Tuesday, April 1, 2008

Scotland Roundup

Now for a regular post that's not been seen in a while, not that it has been missed much.

The season is winding down in Scotland, as with most other Euro leagues. Unlike most of those leagues, Scotland does a mostly unfathomable split after 33 games. The top 6 teams go to play wach other one more time each, whole the bottom 6 face their low-ranked counterparts as well. Given that over half the SPL squads have played 32 games now, it's time to look at how the split will shape up.

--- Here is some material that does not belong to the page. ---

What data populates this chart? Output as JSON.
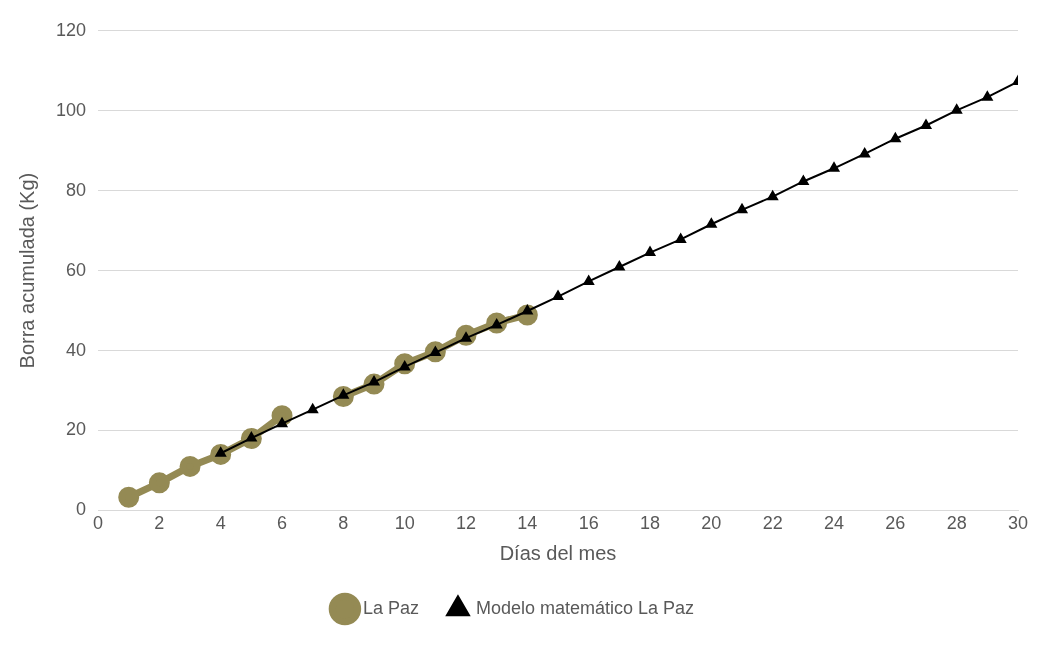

As you may have seen on FSC Sunday night (not bloody likely, I know), Rangers cemented their place at the top of the table by defeating Celtic 1-0. The match was notable as Allan McGregor became the first Rangers keeper ever to shut out Celtic on four straight occasions. On the other end of the pitch, Boruc jumped over the ball trying to save a one on one leading to the only Rangers goal. Rangers have a six point lead on Celtic with a game in hand, but they also have severe fixture congestion ahead, so the race is not over yet.

Meanwhile, 20 points behind Celtic, Dundee United have slipped ahead of Motherwell for third place and the last league-awarded European slot. However, due to fixture's canceled in the wake of Phil O'Donnell's death, Motherwell have two games in hand, though I think they are both to Old Firm squads. Hibernian sit another two points back, lurking safely in fifth place.

Right on the split line, there is a log jam. As I have noted before, Aberdeen did a wonderful job in Europe with a shortened squad, but their league position suffered. At the halfway point of the season, they were comfortably above the cut line. Now Aberdeen sit in eighth place, and only because of a late, late goal this weekend against Inverness CT. By the way, that's 17 games in a row against ICT without losing now, so I'll gloat. Aberdeen face what is billed as a winner take all match against Falkirk this Monday night. No one seems happy that the match has been moved to accommodate Setanta Sports, especially Falkirk management and their fans who face the choice of seeing the end of the game or getting home the same day, as the last train out of Aberdeen to Falkirk runs at 9:00, or so I'm (somewhat) reliably told. The game is a 7:45 kickoff.

The truth is that it is not a winner take all game anyway. Hearts sit on 41 points, level with Aberdeen and one point behind Falkirk. Hearts play a poor Kilmarnock side away on Saturday. With their superior goal difference to Aberdeen, a win would knock the Dons out of any hope for a top 6 spot.

Truthfully, Scotland's split is only fun for the Top 6 and its fans. The bottom 6 teams would normally be playing in a relegation playoff, but as we have felt the need to note many times, that spot is Gretna's without question. Int the only thing close to good news that the club has had in a while, Gretna will return to playing their "home" games at Fir Park, which will be nice given their shoddy reception in Livingston.


The Fan's Attic said...

how does the split work?

ü75 said...

After each team has played 33 games, the teams are split into two flights. The teams in places 1 through 6 play a single round robin against each other, while teams 7-12 does the same. Once the split has happened, a team cannot move out of their flight. A team in 6th place can, and often does, have less points than the 7th place team at the end of the season.

To answer the "why" question--the SPL started out as a ten team league. It was expanded after the 1999-2000 season. The decision to expand to twelve teams came very late on, and I figure it was done so that Aberdeen, who finished last that season, would be saved from their first ever relegation. This created a scheduling dilemma. Rangers and Celtic refused to lose a money making Old Firm matchup each season, but 44 games would be almost impossible to fit into a season with Scotland's weather. So, the split, previously (and may still be) used in Switzerland was adopted.

Extra bonus-though the split guarantees 38 games, it does not guarantee 19 home games. Nor does it guarantee that the teams you play 4 times will be faced home and away 2 times each. A couple of years ago, after the split Aberdeen ended up with only 18 home games, and I believe that they had to travel to Rangers three times that season as well.